No caso de recuperação atrasada, a nível económico prevê-se a China e os países do Leste Asiático embora mostrem sinais de recuperação, continuem com o seu comércio bastante afetado, uma vez que a Europa e os Estados Unidos se vão encontrar, ainda, em regime de quarentena, com restrições de deslocação e medidas de distanciamento social que terão influência nos gastos por parte dos consumidores e investimentos em negócios durante 2020.  

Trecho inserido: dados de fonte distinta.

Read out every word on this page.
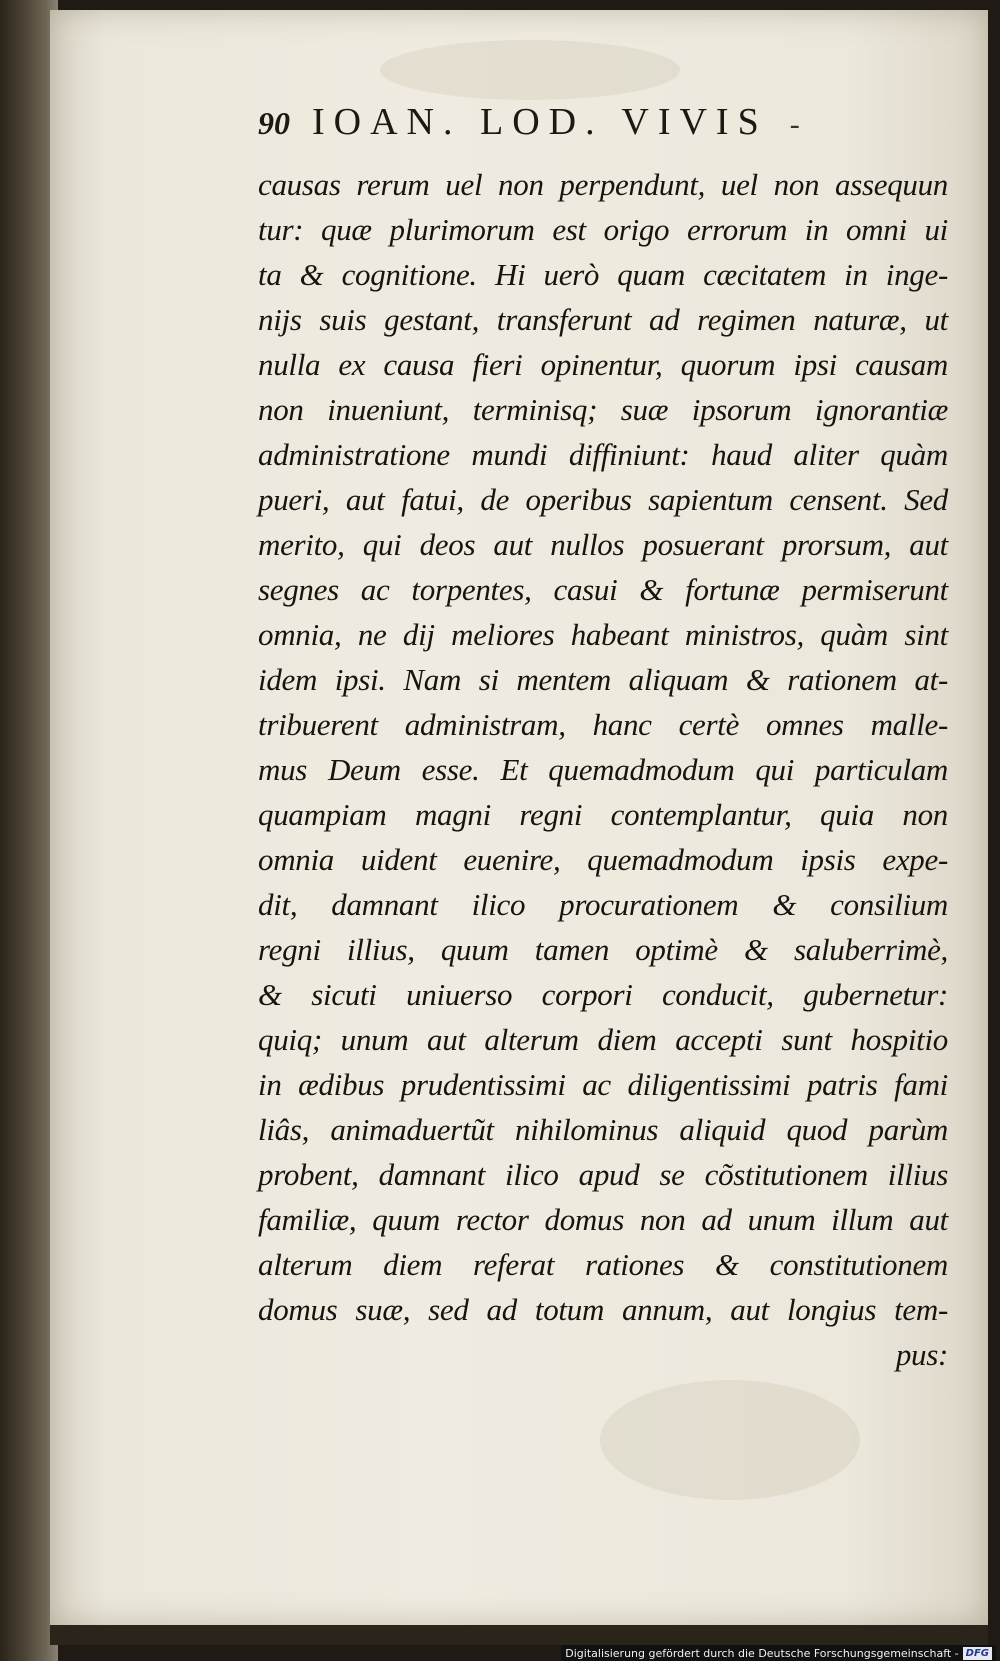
90 IOAN. LOD. VIVIS -
causas rerum uel non perpendunt, uel non assequun
tur: quæ plurimorum est origo errorum in omni ui
ta & cognitione. Hi uerò quam cæcitatem in inge-
nijs suis gestant, transferunt ad regimen naturæ, ut
nulla ex causa fieri opinentur, quorum ipsi causam
non inueniunt, terminisq; suæ ipsorum ignorantiæ
administratione mundi diffiniunt: haud aliter quàm
pueri, aut fatui, de operibus sapientum censent. Sed
merito, qui deos aut nullos posuerant prorsum, aut
segnes ac torpentes, casui & fortunæ permiserunt
omnia, ne dij meliores habeant ministros, quàm sint
idem ipsi. Nam si mentem aliquam & rationem at-
tribuerent administram, hanc certè omnes malle-
mus Deum esse. Et quemadmodum qui particulam
quampiam magni regni contemplantur, quia non
omnia uident euenire, quemadmodum ipsis expe-
dit, damnant ilico procurationem & consilium
regni illius, quum tamen optimè & saluberrimè,
& sicuti uniuerso corpori conducit, gubernetur:
quiq; unum aut alterum diem accepti sunt hospitio
in ædibus prudentissimi ac diligentissimi patris fami
liâs, animaduertũt nihilominus aliquid quod parùm
probent, damnant ilico apud se cõstitutionem illius
familiæ, quum rector domus non ad unum illum aut
alterum diem referat rationes & constitutionem
domus suæ, sed ad totum annum, aut longius tem-
pus:
Digitalisierung gefördert durch die Deutsche Forschungsgemeinschaft - DFG
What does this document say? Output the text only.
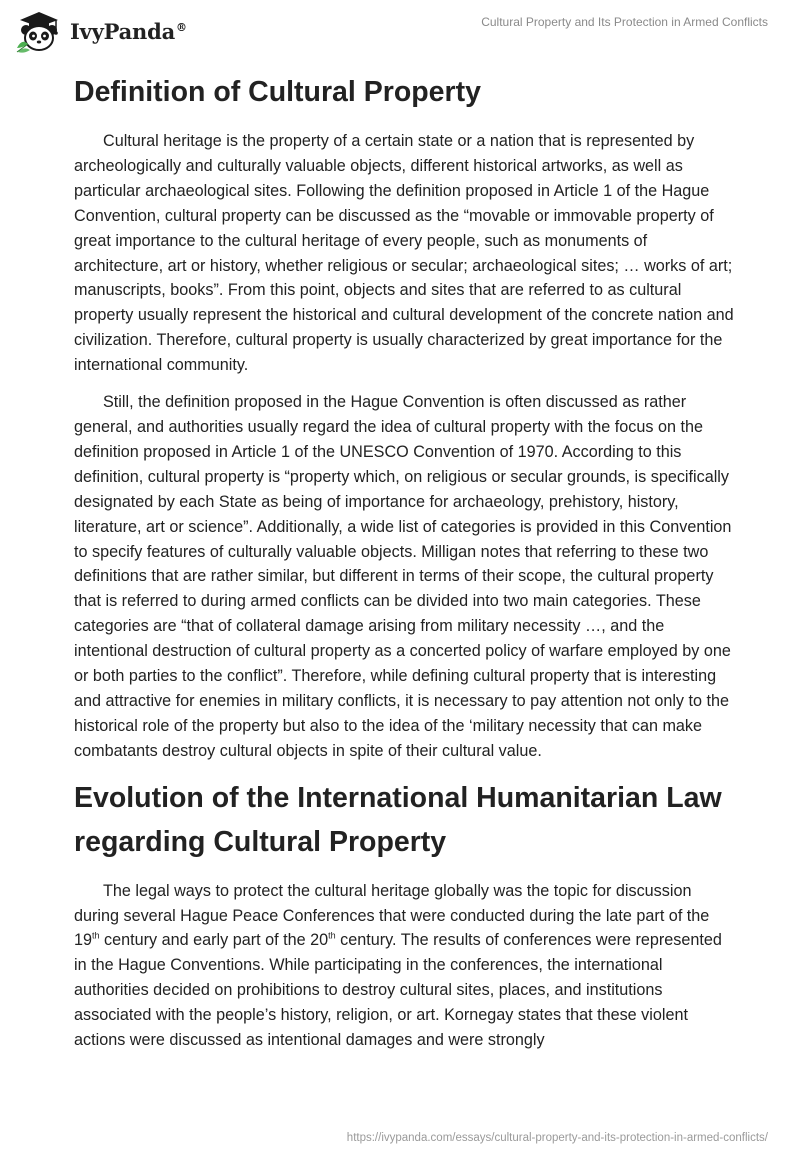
IvyPanda®	Cultural Property and Its Protection in Armed Conflicts
Definition of Cultural Property

Cultural heritage is the property of a certain state or a nation that is represented by archeologically and culturally valuable objects, different historical artworks, as well as particular archaeological sites. Following the definition proposed in Article 1 of the Hague Convention, cultural property can be discussed as the “movable or immovable property of great importance to the cultural heritage of every people, such as monuments of architecture, art or history, whether religious or secular; archaeological sites; … works of art; manuscripts, books”. From this point, objects and sites that are referred to as cultural property usually represent the historical and cultural development of the concrete nation and civilization. Therefore, cultural property is usually characterized by great importance for the international community.

Still, the definition proposed in the Hague Convention is often discussed as rather general, and authorities usually regard the idea of cultural property with the focus on the definition proposed in Article 1 of the UNESCO Convention of 1970. According to this definition, cultural property is “property which, on religious or secular grounds, is specifically designated by each State as being of importance for archaeology, prehistory, history, literature, art or science”. Additionally, a wide list of categories is provided in this Convention to specify features of culturally valuable objects. Milligan notes that referring to these two definitions that are rather similar, but different in terms of their scope, the cultural property that is referred to during armed conflicts can be divided into two main categories. These categories are “that of collateral damage arising from military necessity …, and the intentional destruction of cultural property as a concerted policy of warfare employed by one or both parties to the conflict”. Therefore, while defining cultural property that is interesting and attractive for enemies in military conflicts, it is necessary to pay attention not only to the historical role of the property but also to the idea of the ‘military necessity that can make combatants destroy cultural objects in spite of their cultural value.

Evolution of the International Humanitarian Law regarding Cultural Property

The legal ways to protect the cultural heritage globally was the topic for discussion during several Hague Peace Conferences that were conducted during the late part of the 19th century and early part of the 20th century. The results of conferences were represented in the Hague Conventions. While participating in the conferences, the international authorities decided on prohibitions to destroy cultural sites, places, and institutions associated with the people’s history, religion, or art. Kornegay states that these violent actions were discussed as intentional damages and were strongly

https://ivypanda.com/essays/cultural-property-and-its-protection-in-armed-conflicts/
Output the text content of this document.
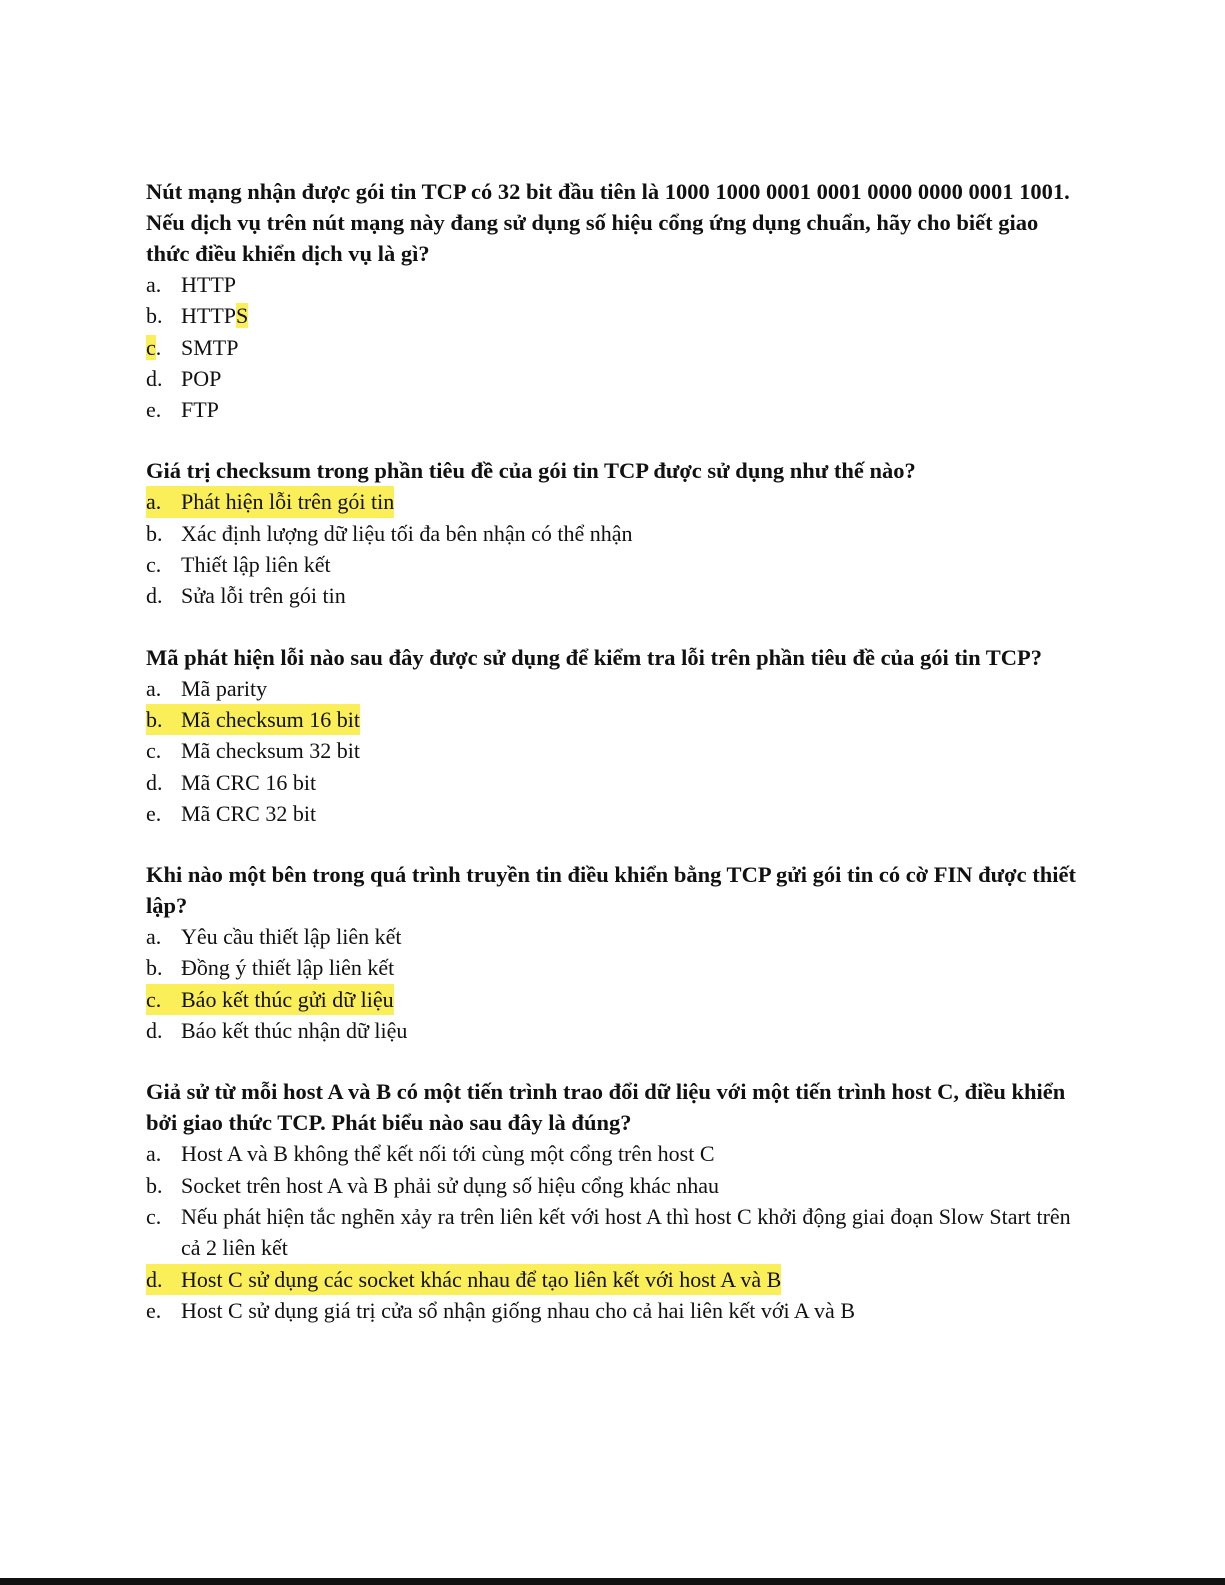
Nút mạng nhận được gói tin TCP có 32 bit đầu tiên là 1000 1000 0001 0001 0000 0000 0001 1001. Nếu dịch vụ trên nút mạng này đang sử dụng số hiệu cổng ứng dụng chuẩn, hãy cho biết giao thức điều khiển dịch vụ là gì?

a. HTTP
b. HTTPS
c. SMTP
d. POP
e. FTP

Giá trị checksum trong phần tiêu đề của gói tin TCP được sử dụng như thế nào?

a. Phát hiện lỗi trên gói tin
b. Xác định lượng dữ liệu tối đa bên nhận có thể nhận
c. Thiết lập liên kết
d. Sửa lỗi trên gói tin

Mã phát hiện lỗi nào sau đây được sử dụng để kiểm tra lỗi trên phần tiêu đề của gói tin TCP?

a. Mã parity
b. Mã checksum 16 bit
c. Mã checksum 32 bit
d. Mã CRC 16 bit
e. Mã CRC 32 bit

Khi nào một bên trong quá trình truyền tin điều khiển bằng TCP gửi gói tin có cờ FIN được thiết lập?

a. Yêu cầu thiết lập liên kết
b. Đồng ý thiết lập liên kết
c. Báo kết thúc gửi dữ liệu
d. Báo kết thúc nhận dữ liệu

Giả sử từ mỗi host A và B có một tiến trình trao đổi dữ liệu với một tiến trình host C, điều khiển bởi giao thức TCP. Phát biểu nào sau đây là đúng?

a. Host A và B không thể kết nối tới cùng một cổng trên host C
b. Socket trên host A và B phải sử dụng số hiệu cổng khác nhau
c. Nếu phát hiện tắc nghẽn xảy ra trên liên kết với host A thì host C khởi động giai đoạn Slow Start trên cả 2 liên kết
d. Host C sử dụng các socket khác nhau để tạo liên kết với host A và B
e. Host C sử dụng giá trị cửa sổ nhận giống nhau cho cả hai liên kết với A và B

Segundo a Organização Internacional do Trabalho (OIT), esta pandemia poderá traduzir-se na eliminação de 25 milhões de postos de trabalho em todo o mundo, sendo que esta perda de emprego provocará, simultaneamente, uma perda de rendimento dos trabalhadores, com um impacto negativo agregado de mais de quase 800 mil milhões de euros. 

Em suma, a pandemia COVID19 é um duro golpe e que tem um grande impacto na economia global.

Cenário de contração prolongada

No segundo cenário, a China e os países do Leste Asiático recorrem num ciclo de infeção ao retomar a atividade económica prolongando o processo de contração.  

Neste caso, prevê-se que a China e os países do Leste Asiático sofram um double-dip slowdown, isto é, o registo de crescimento do produto interno bruto (PIB) volta a negativo depois de um trimestre ou dois de crescimento positivo, refere-se a uma recessão seguida por uma breve recuperação, de curta duração, seguida por outra recessão. Os países da Europa e os Estados Unidos irão vivenciar uma queda na procura por bens e serviços por parte dos consumidores e os negócios passarão por fortes crises em 2020. 

Sob outra perspetiva, o Banco Central Europeu prevê uma forte baixa no crescimento para a Zona Euro 

O BCE prevê uma descida no crescimento para este ano e para o próximo da Zona Euro, sendo que este ano o PIB irá crescer 0,8%, em contraste com as anteriores previsões de 1,1%, e no próximo ano de 2021 o aumento será de 1,3%, ao contrário dos anteriores 1,4%, sendo que só em 2022 é que se prevê que seja atingido este último valor. Estas previsões baixas, segundo o Banco Central, devem-se ao impacto da pandemia Covid-19.  

O impacto económico na economia global, resultante da COVID19, vai ser muito forte, com significativas recessões no PIB na maioria das principais economias, em 2020, e uma recuperação muito lenta, a começar apenas no segundo trimestre de 2021. A verdadeira extensão dos impactos na economia ainda é difícil de avaliar com exatidão, sendo este artigo uma previsão de possíveis situações, com base em análises recentes, que podem vir a desenvolverem-se.